L’UE veut simplifier l’accès aux services en ligne. Concrètement, les utilisateurs pourront stocker et gérer des documents officiels numériques, transmettre des informations vérifiées comme des diplômes ou des licences, et signer des documents avec des signatures électroniques juridiquement contraignantes.

Une première brique technique, pas la ligne d’arrivée

La publication n’est pas un point final. ETSI a sorti une première vague de plus de 24 spécifications, et ses groupes techniques annoncent déjà du travail supplémentaire sur les 18 prochains mois.

Bon, c’est le genre de détail qui compte. Dans les programmes d’infrastructure numérique, la première version fixe rarement tout. Elle pose le socle, puis les couches s’ajoutent. Ici, le calendrier dit une chose, le chantier entre dans sa phase concrète.

Signatures, preuves d’identité, documents officiels

Le premier paquet couvre des profils d’attestation, des politiques de certification et les formats de listes de confiance. On y trouve aussi des protocoles pour les signatures à distance, la preuve d’identité et le stockage des données.

Vu du terrain produit, c’est assez clair, le wallet ne doit pas seulement afficher une identité. Il doit permettre de la prouver, de conserver des justificatifs, puis de les partager dans un cadre reconnu. C’est toute la différence entre une appli pratique et une infrastructure exploitable par les administrations, les banques ou les plateformes de services.

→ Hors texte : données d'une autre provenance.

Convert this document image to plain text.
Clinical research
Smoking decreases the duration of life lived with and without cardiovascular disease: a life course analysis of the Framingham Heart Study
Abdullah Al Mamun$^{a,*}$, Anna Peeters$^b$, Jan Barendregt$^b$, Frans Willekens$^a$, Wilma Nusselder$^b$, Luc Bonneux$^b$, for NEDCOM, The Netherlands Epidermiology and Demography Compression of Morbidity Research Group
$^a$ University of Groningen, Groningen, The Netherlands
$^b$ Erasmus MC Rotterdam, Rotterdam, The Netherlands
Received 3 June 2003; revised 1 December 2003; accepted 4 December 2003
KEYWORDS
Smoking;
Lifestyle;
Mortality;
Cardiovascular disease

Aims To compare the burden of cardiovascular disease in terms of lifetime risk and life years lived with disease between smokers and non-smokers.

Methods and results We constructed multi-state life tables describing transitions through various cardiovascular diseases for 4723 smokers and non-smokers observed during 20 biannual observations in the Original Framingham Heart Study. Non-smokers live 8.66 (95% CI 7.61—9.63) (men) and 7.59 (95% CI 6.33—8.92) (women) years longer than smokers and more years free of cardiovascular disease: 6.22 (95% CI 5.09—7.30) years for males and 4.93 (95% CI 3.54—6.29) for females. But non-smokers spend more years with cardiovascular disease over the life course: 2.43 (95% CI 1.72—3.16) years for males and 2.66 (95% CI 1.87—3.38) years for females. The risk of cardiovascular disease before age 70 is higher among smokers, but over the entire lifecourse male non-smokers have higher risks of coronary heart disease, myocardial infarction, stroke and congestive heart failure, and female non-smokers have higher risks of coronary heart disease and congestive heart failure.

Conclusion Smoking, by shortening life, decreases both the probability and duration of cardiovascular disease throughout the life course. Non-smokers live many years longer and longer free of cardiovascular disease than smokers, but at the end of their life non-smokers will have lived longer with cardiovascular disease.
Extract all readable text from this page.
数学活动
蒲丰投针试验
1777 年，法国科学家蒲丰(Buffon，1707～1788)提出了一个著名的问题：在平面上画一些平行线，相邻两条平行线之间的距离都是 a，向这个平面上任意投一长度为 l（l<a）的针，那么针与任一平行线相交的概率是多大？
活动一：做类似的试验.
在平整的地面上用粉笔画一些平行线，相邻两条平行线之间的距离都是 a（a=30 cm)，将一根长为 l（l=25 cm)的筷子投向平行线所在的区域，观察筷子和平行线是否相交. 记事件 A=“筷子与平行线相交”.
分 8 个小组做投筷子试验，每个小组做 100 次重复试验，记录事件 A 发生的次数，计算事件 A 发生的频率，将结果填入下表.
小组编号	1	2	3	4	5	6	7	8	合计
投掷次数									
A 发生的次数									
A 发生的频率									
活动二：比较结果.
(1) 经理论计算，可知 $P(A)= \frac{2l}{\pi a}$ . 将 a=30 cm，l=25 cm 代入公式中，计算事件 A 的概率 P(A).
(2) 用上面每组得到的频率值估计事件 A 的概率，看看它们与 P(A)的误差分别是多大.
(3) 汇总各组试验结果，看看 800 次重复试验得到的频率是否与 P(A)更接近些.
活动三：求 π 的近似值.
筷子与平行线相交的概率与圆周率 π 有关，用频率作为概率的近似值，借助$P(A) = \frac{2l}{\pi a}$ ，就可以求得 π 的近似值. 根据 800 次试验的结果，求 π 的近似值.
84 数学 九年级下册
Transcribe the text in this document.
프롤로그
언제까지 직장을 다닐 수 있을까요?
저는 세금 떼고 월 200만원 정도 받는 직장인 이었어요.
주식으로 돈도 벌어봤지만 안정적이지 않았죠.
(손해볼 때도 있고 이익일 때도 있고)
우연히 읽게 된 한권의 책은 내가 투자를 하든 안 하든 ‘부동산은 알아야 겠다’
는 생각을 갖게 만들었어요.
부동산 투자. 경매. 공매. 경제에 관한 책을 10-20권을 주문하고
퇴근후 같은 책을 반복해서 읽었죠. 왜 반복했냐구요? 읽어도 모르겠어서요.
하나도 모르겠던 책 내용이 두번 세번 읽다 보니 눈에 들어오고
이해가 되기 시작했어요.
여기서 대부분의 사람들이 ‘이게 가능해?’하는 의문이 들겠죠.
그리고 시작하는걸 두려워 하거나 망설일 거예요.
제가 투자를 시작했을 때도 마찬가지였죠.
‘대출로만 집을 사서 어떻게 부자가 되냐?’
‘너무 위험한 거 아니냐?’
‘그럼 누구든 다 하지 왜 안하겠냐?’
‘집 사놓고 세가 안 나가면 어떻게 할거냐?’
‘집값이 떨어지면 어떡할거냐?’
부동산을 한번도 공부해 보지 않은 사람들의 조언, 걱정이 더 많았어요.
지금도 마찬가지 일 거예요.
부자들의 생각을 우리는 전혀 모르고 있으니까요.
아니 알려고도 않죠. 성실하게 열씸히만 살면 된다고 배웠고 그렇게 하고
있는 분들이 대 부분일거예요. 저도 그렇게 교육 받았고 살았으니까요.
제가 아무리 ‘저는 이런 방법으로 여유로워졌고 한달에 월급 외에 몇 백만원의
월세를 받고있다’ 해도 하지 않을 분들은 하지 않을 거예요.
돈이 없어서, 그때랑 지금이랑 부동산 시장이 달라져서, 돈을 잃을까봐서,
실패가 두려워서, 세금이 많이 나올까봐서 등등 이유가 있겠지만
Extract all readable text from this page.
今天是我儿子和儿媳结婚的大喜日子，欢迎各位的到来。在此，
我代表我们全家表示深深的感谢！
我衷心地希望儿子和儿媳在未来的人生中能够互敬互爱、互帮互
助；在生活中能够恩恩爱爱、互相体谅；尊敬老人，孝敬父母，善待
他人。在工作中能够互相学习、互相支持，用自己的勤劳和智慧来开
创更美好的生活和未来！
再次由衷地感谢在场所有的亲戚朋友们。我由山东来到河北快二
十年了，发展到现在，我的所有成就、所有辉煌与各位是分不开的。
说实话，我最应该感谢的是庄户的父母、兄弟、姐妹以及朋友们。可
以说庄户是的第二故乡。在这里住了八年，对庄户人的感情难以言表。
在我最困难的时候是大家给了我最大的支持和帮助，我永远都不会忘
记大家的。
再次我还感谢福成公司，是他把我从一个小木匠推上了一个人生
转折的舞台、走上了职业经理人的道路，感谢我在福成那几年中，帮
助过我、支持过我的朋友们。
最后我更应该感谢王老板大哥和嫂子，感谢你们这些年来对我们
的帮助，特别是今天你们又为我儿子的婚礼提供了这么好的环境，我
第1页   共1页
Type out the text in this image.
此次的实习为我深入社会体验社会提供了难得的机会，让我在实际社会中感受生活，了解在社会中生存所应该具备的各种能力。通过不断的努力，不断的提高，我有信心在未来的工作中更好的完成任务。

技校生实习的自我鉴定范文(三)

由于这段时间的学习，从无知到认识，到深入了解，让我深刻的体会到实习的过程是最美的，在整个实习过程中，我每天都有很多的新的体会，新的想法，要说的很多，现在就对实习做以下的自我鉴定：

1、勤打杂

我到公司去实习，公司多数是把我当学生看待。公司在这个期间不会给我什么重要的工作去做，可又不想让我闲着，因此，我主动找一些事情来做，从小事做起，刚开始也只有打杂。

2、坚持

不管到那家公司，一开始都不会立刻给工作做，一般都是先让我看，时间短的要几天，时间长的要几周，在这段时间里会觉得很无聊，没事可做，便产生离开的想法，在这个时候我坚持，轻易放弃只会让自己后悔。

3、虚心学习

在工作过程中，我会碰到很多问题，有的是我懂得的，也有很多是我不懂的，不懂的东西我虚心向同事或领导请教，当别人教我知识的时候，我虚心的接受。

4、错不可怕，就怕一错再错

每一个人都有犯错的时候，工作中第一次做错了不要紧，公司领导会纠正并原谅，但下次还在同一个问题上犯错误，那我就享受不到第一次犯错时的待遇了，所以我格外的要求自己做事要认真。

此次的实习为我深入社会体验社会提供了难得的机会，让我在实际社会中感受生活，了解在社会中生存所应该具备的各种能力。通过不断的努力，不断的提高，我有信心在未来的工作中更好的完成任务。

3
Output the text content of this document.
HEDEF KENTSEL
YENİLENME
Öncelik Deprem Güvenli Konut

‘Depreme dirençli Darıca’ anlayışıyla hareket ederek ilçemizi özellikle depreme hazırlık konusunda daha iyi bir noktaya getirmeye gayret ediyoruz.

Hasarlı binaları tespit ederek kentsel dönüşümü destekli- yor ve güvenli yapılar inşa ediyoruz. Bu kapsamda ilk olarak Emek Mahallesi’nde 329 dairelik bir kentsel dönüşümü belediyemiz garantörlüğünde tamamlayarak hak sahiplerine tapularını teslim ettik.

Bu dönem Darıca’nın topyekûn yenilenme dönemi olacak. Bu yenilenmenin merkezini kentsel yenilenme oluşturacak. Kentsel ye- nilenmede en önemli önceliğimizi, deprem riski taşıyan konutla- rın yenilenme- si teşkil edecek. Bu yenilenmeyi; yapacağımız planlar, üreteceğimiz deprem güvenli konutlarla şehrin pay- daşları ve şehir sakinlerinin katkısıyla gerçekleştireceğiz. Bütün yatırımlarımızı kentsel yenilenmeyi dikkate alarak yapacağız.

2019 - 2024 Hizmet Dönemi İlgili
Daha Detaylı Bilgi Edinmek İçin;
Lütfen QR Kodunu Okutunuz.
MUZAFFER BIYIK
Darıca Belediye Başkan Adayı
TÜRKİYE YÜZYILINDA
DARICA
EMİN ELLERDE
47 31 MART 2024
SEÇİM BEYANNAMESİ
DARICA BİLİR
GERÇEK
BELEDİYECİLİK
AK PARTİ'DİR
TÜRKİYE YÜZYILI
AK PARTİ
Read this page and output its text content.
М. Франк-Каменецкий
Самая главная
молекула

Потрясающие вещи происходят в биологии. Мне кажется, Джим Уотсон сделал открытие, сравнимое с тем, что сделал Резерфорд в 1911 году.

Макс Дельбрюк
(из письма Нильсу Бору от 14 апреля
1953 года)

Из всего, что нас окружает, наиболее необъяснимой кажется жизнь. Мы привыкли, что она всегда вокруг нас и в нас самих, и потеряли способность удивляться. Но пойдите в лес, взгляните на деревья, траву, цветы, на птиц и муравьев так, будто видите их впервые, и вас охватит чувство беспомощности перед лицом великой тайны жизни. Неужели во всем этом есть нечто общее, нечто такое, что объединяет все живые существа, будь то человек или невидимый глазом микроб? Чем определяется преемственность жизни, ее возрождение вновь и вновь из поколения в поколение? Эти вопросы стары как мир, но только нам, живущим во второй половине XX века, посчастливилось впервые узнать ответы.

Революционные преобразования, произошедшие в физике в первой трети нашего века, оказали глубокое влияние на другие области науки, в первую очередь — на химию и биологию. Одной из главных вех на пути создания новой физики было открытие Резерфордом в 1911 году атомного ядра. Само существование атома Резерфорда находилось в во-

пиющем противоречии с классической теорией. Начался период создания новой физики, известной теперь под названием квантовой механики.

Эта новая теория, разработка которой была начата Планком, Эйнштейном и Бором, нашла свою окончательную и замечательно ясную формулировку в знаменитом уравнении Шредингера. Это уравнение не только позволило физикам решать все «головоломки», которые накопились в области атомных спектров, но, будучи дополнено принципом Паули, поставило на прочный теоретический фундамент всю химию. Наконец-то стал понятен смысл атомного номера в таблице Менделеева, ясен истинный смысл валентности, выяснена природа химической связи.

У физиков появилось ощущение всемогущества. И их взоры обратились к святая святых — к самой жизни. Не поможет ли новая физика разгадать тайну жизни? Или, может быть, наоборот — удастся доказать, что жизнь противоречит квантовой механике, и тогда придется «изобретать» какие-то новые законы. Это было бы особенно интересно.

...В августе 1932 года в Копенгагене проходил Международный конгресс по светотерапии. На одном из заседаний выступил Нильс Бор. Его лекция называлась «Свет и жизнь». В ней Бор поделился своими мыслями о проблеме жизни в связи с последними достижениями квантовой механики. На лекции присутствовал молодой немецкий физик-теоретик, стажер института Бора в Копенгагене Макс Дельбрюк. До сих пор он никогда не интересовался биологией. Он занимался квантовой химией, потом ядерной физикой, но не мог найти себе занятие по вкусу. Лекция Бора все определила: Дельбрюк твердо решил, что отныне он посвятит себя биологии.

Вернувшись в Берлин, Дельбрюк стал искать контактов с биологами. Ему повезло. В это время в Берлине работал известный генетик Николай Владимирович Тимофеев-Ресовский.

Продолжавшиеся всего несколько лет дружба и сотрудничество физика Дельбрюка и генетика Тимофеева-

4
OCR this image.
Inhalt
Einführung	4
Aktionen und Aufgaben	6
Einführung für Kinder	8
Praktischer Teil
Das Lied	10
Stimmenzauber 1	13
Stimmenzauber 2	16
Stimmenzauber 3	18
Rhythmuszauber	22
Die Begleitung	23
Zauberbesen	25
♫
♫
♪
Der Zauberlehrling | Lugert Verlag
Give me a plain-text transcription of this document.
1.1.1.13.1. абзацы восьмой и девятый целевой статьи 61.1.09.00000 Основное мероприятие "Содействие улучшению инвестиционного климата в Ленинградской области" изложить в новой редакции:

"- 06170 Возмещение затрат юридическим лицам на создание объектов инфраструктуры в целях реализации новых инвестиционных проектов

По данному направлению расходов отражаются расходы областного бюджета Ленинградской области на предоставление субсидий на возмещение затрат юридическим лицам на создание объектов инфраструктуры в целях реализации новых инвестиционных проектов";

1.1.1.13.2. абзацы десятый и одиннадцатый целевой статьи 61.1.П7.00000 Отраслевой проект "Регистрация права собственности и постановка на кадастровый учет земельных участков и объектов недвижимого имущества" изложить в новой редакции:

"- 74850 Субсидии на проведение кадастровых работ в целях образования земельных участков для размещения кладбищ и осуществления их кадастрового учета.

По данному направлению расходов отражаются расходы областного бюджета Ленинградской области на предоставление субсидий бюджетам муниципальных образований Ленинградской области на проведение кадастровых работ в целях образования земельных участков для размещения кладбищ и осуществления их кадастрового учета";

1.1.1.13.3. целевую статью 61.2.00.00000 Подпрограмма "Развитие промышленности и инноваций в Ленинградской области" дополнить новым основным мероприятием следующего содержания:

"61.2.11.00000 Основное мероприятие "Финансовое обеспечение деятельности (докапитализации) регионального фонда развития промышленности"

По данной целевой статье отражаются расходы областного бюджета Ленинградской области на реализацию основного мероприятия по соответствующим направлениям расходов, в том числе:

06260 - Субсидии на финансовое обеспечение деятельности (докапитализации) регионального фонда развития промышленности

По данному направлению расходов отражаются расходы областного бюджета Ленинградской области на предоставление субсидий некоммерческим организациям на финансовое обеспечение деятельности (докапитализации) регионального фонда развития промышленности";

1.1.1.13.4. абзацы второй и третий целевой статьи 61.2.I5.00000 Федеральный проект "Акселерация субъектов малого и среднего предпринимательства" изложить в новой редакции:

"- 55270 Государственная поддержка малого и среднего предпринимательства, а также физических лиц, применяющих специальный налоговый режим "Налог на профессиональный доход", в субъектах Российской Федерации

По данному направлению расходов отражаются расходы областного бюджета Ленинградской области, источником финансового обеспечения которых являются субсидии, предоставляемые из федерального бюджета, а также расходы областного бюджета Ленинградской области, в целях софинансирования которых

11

Pourquoi Bruxelles pousse ce chantier maintenant

Nick Pope, qui préside le comité signatures électroniques et infrastructures de confiance chez ETSI, résume l’objectif ainsi : « Notre but est de rendre les interactions numériques à travers l’Europe aussi simples et fiables que possible ». Il rappelle aussi l’expertise de l’organisme dans la signature électronique, la cybersécurité et la gestion des données de confiance.

Et c’est bien là l’enjeu. Le futur wallet doit faciliter l’accès aux services publics, à la santé, à la banque, au voyage et à l’éducation. Pour l’écosystème mobile européen, ce premier jeu de spécifications n’est pas juste une annonce de plus. C’est le moment où le projet commence à prendre une forme technique exploitable.